U.S. Mass Consumerism: The U S consumer sector, which represents 70% of gross domestic product (GDP), has been a key beneficiary of the rapid development of technology. The growing market presence of firms in industries such as e-commerce, online dating, social networks, food delivery, and music and video streaming, are clear illustrations of the opportunities created by using technology to make the consumer experience much better.

How Do You Identify the Most Attractive Innovation Stocks?
We have developed a process consisting of three elements. First, we're trying to find the best businesses among the many firms seeking to disrupt their markets. We think that investors persistently underestimate the rate and duration of the potential future growth of these firms, a myopic view that creates a compelling opportunity for astute active managers.

Second, we want to make sure that these disruptors are executing well, that they are demonstrating operating momentum. There are many businesses that we believe waste the potential of their innovative ideas and technologies because of poor execution. It’s incumbent on the innovation-focused investment manager to meet with these companies to develop a greater understanding of their capabilities at the operational and managerial levels.

Finally, it all comes down to picking stocks that are going to outperform the market. That’s why we carefully monitor movements and underlying trends in their stock prices. We pay attention to the absolute price performance as well as the relative price performance of these stocks. This is done by using a technical analysis discipline known as momentum investing aimed at maximizing the upside from these high-growth companies while also seeking to limit the potential downside that can reflect their inherent volatility. (Read our colleague Vernon Bice’s guide to applying the momentum discipline to investing in high-growth stocks.)

Summing Up
We believe that it is important for investors to have at least some part of their asset allocation dedicated to innovation and the technology revolution that is driving the U.S. economy and equity markets. Amid this tide of rapid change, we believe that two long-established equity disciplines—a focus on company and sector fundamentals, and a rigorous application of technical analysis to mitigate the volatility that can accompany high-growth stocks—will continue to serve certain growth strategies well in the years ahead.

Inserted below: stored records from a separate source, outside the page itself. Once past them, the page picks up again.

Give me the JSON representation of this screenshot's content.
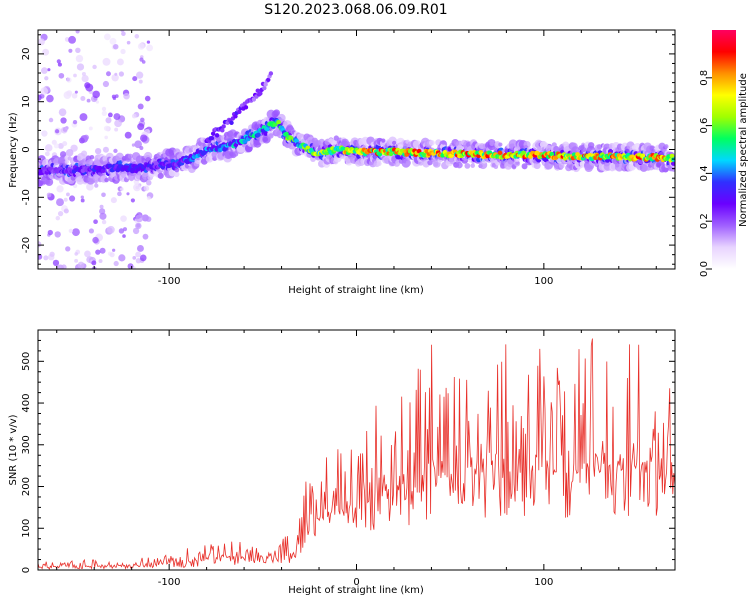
{
  "title": "S120.2023.068.06.09.R01",
  "chart_data": [
    {
      "type": "heatmap",
      "xlabel": "Height of straight line (km)",
      "ylabel": "Frequency (Hz)",
      "xlim": [
        -170,
        170
      ],
      "ylim": [
        -25,
        25
      ],
      "x_ticks": [
        -100,
        100
      ],
      "y_ticks": [
        -20,
        -10,
        0,
        10,
        20
      ],
      "grid": false,
      "colorbar": {
        "label": "Normalized spectral amplitude",
        "range": [
          0,
          1
        ],
        "ticks": [
          "0.0",
          "0.2",
          "0.4",
          "0.6",
          "0.8"
        ],
        "colormap": [
          "#ffffff",
          "#e8d4ff",
          "#a060ff",
          "#6a00ff",
          "#3030ff",
          "#00d8ff",
          "#00ff60",
          "#a0ff00",
          "#ffff00",
          "#ff9000",
          "#ff0000",
          "#ff0060"
        ]
      },
      "ridge": {
        "x": [
          -170,
          -140,
          -120,
          -110,
          -90,
          -80,
          -70,
          -60,
          -50,
          -42,
          -38,
          -30,
          -20,
          -10,
          0,
          20,
          40,
          60,
          80,
          100,
          120,
          140,
          170
        ],
        "frequency": [
          -4.5,
          -4,
          -3.8,
          -3.5,
          -2.5,
          0,
          0.5,
          2,
          4,
          6,
          3,
          1,
          -1,
          0,
          -0.5,
          -0.5,
          -0.8,
          -1,
          -1.2,
          -1.2,
          -1.5,
          -1.5,
          -1.8
        ],
        "amplitude": [
          0.3,
          0.35,
          0.35,
          0.35,
          0.4,
          0.45,
          0.5,
          0.5,
          0.55,
          0.6,
          0.6,
          0.65,
          0.7,
          0.8,
          0.85,
          0.9,
          0.85,
          0.9,
          0.85,
          0.9,
          0.85,
          0.9,
          0.85
        ]
      },
      "secondary_branch": {
        "x": [
          -80,
          -70,
          -60,
          -50,
          -45
        ],
        "frequency": [
          2,
          5,
          9,
          13,
          17
        ],
        "amplitude": [
          0.3,
          0.3,
          0.25,
          0.25,
          0.2
        ]
      },
      "noise_region_x": [
        -170,
        -110
      ]
    },
    {
      "type": "line",
      "xlabel": "Height of straight line (km)",
      "ylabel": "SNR (10 * v/v)",
      "xlim": [
        -170,
        170
      ],
      "ylim": [
        0,
        575
      ],
      "x_ticks": [
        -100,
        0,
        100
      ],
      "y_ticks": [
        0,
        100,
        200,
        300,
        400,
        500
      ],
      "grid": false,
      "series": [
        {
          "color": "#e8302a",
          "envelope": {
            "x": [
              -170,
              -140,
              -120,
              -100,
              -80,
              -70,
              -60,
              -50,
              -42,
              -32,
              -26,
              -20,
              -10,
              0,
              10,
              20,
              30,
              40,
              50,
              60,
              70,
              80,
              90,
              100,
              110,
              120,
              130,
              140,
              150,
              160,
              170
            ],
            "low": [
              2,
              3,
              4,
              5,
              8,
              10,
              12,
              14,
              15,
              18,
              80,
              70,
              90,
              100,
              90,
              110,
              100,
              120,
              110,
              130,
              110,
              130,
              120,
              140,
              120,
              140,
              130,
              130,
              120,
              130,
              160
            ],
            "high": [
              20,
              25,
              30,
              40,
              65,
              90,
              70,
              75,
              70,
              100,
              240,
              260,
              290,
              300,
              420,
              400,
              470,
              560,
              470,
              560,
              480,
              560,
              500,
              560,
              510,
              550,
              575,
              540,
              560,
              500,
              450
            ]
          }
        }
      ]
    }
  ]
}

Hear more of our “Insights on Innovation Investing” by registering for our webinar. Join it live on November 12, or by accessing a replay in the following days.
 

1In this article, all instances of “mutual funds” refer to U.S.-registered mutual funds.
2When the market price of a security is significantly below an investor’s estimation of its intrinsic value, the difference is the margin of safety. Benjamin Graham and David Dodd coined the term in their 1934 book, Security Analysis.